Shupe's third Four Hundred historical (after A Scandalous Deal) craftily combines details of New York's Gilded Age with enchanting romance. Lady Christina Barclay and her parents, the Earl and Countess of Pennington, left their home in England to visit her cousin in New York City, planning to marry Christina off to the highest bidder and restore their family fortunes. When her parents threaten to force her to marry elderly and sinister Mr. Van Peet, she flees to the home of her cousin's neighbor, Oliver Hawkes, a reclusive, wealthy inventor who has shunned the snobs of high society because of their cruelty about his deafness. Christina and Oliver have become friends; he is enchanted by her beauty, and she is attracted to his kindness and intelligence. Oliver offers to marry Christina to save her from marriage to Van Peet, provide the funds her family needs, and give her an annulment in a year, but as their friendship develops into mutual desire, their arrangement is impeded, leaving them wondering whether to keep their agreement or dare to explore a genuine marriage. Scintillating romance is at the heart of this tale of affable protagonists overcoming the wounds of their pasts.

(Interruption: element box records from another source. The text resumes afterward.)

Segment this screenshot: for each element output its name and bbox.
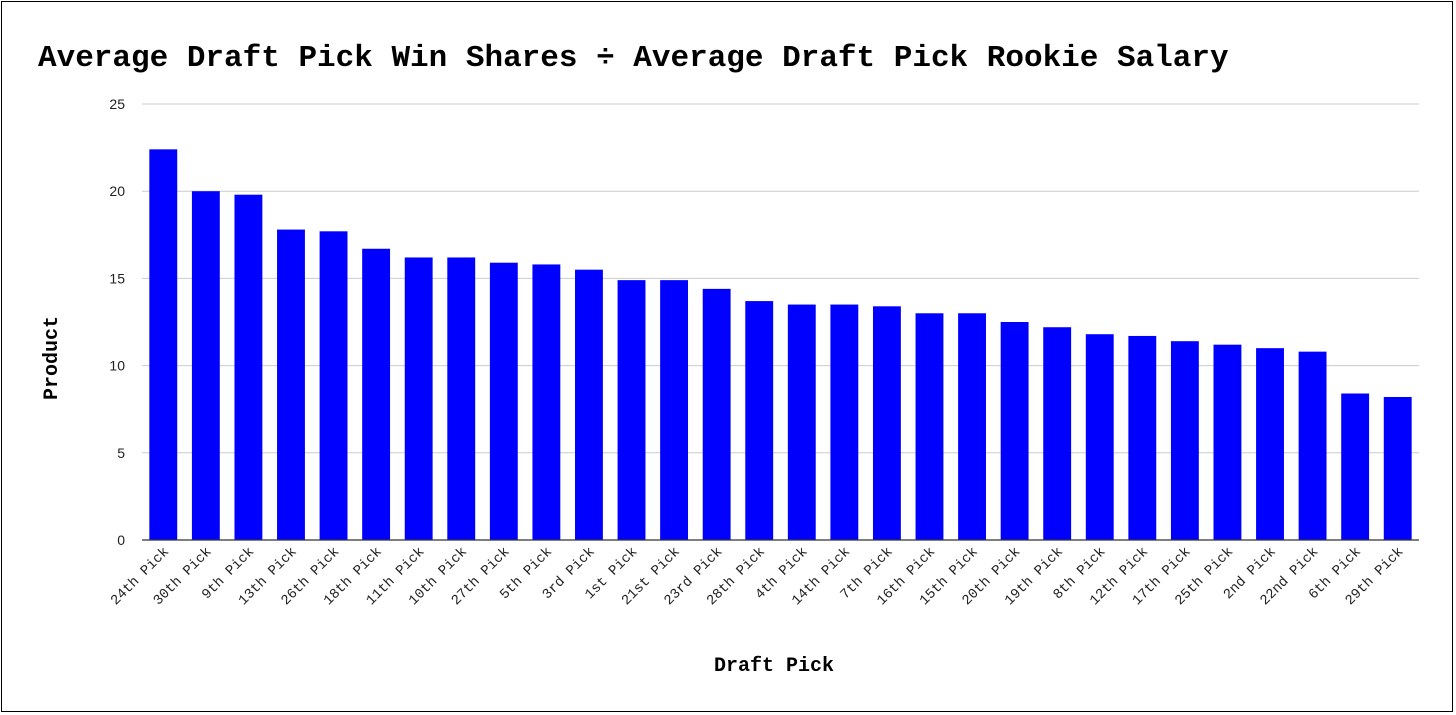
bar xyxy=(702,288,731,540)
x-axis-title: Draft Pick xyxy=(714,655,834,678)
bar xyxy=(745,301,774,540)
bar xyxy=(404,257,433,540)
y-tick-label: 0 xyxy=(117,532,125,548)
bar xyxy=(872,306,901,540)
bar xyxy=(234,194,263,541)
y-axis-title: Product xyxy=(41,316,64,400)
bar xyxy=(958,313,986,540)
y-tick-label: 25 xyxy=(109,96,125,112)
bar xyxy=(1128,335,1157,540)
bar xyxy=(830,304,859,540)
bar xyxy=(1341,393,1370,540)
bar xyxy=(489,262,518,540)
bar xyxy=(1213,344,1242,540)
bar xyxy=(787,304,816,540)
y-tick-label: 5 xyxy=(117,445,125,461)
bar xyxy=(1043,327,1072,540)
bar xyxy=(149,149,178,540)
bar xyxy=(319,231,348,540)
bar xyxy=(617,280,646,540)
y-axis-ticks: 0 5 10 15 20 25 xyxy=(109,96,125,548)
y-tick-label: 10 xyxy=(109,358,125,374)
bar xyxy=(1383,396,1412,540)
bar xyxy=(191,191,220,540)
chart-title: Average Draft Pick Win Shares ÷ Average … xyxy=(38,41,1229,76)
y-tick-label: 20 xyxy=(109,183,125,199)
bar xyxy=(277,229,305,540)
bar xyxy=(1256,348,1284,540)
bar xyxy=(575,269,603,540)
bars xyxy=(149,149,1412,541)
bar xyxy=(1000,322,1029,540)
bar xyxy=(915,313,944,540)
grid-lines xyxy=(142,103,1419,454)
bar xyxy=(1170,341,1199,540)
bar xyxy=(1085,334,1114,540)
bar xyxy=(532,264,561,540)
bar xyxy=(362,248,391,540)
y-tick-label: 15 xyxy=(109,270,125,286)
bar xyxy=(447,257,476,540)
bar xyxy=(660,280,689,540)
bar xyxy=(1298,351,1327,540)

This was a solid 3 stars for me - it started out encouraging. Oliver Hawkes, the mysterious and reclusive next door neighbor, is an unusual Historical Romance hero in that he is deaf - not a very typical hero. However, of course, he is suspicious of society as they shunned him when he returned from school despite his great fortune. When Christina is found on his property they develop a sweet friendship. Christina is significantly oppressed and abused by her parents and Oliver develops a protectiveness toward her and helps her develop a backbone.
My only complaints about this book are, first, while Oliver and Christina’s relationship development is sweet, Christina is so meek and downtrodden it is hard to like her. She improves for sure, but during the book, I had to take breaks to read because the story did not grip me to the extent that I couldn’t put it down. There is also something about this sweet relationship that I found myself wincing when a graphic mention would be made of some sexual reference or when Oliver would graphically describe what he felt like or wanted to do. It was out of place in the story and just didn’t flow.
I loved the first in this series and I somehow skipped the second but definitely want to back and read it. This is definitely a standalone - the characters of the first book make an appearance in this one but it is not necessary at all to have read the first one as the stories are really unrelated. This is s sweet story if you are looking for sweet.
Thank you to Avon for granting me the opportunity to read the DRC.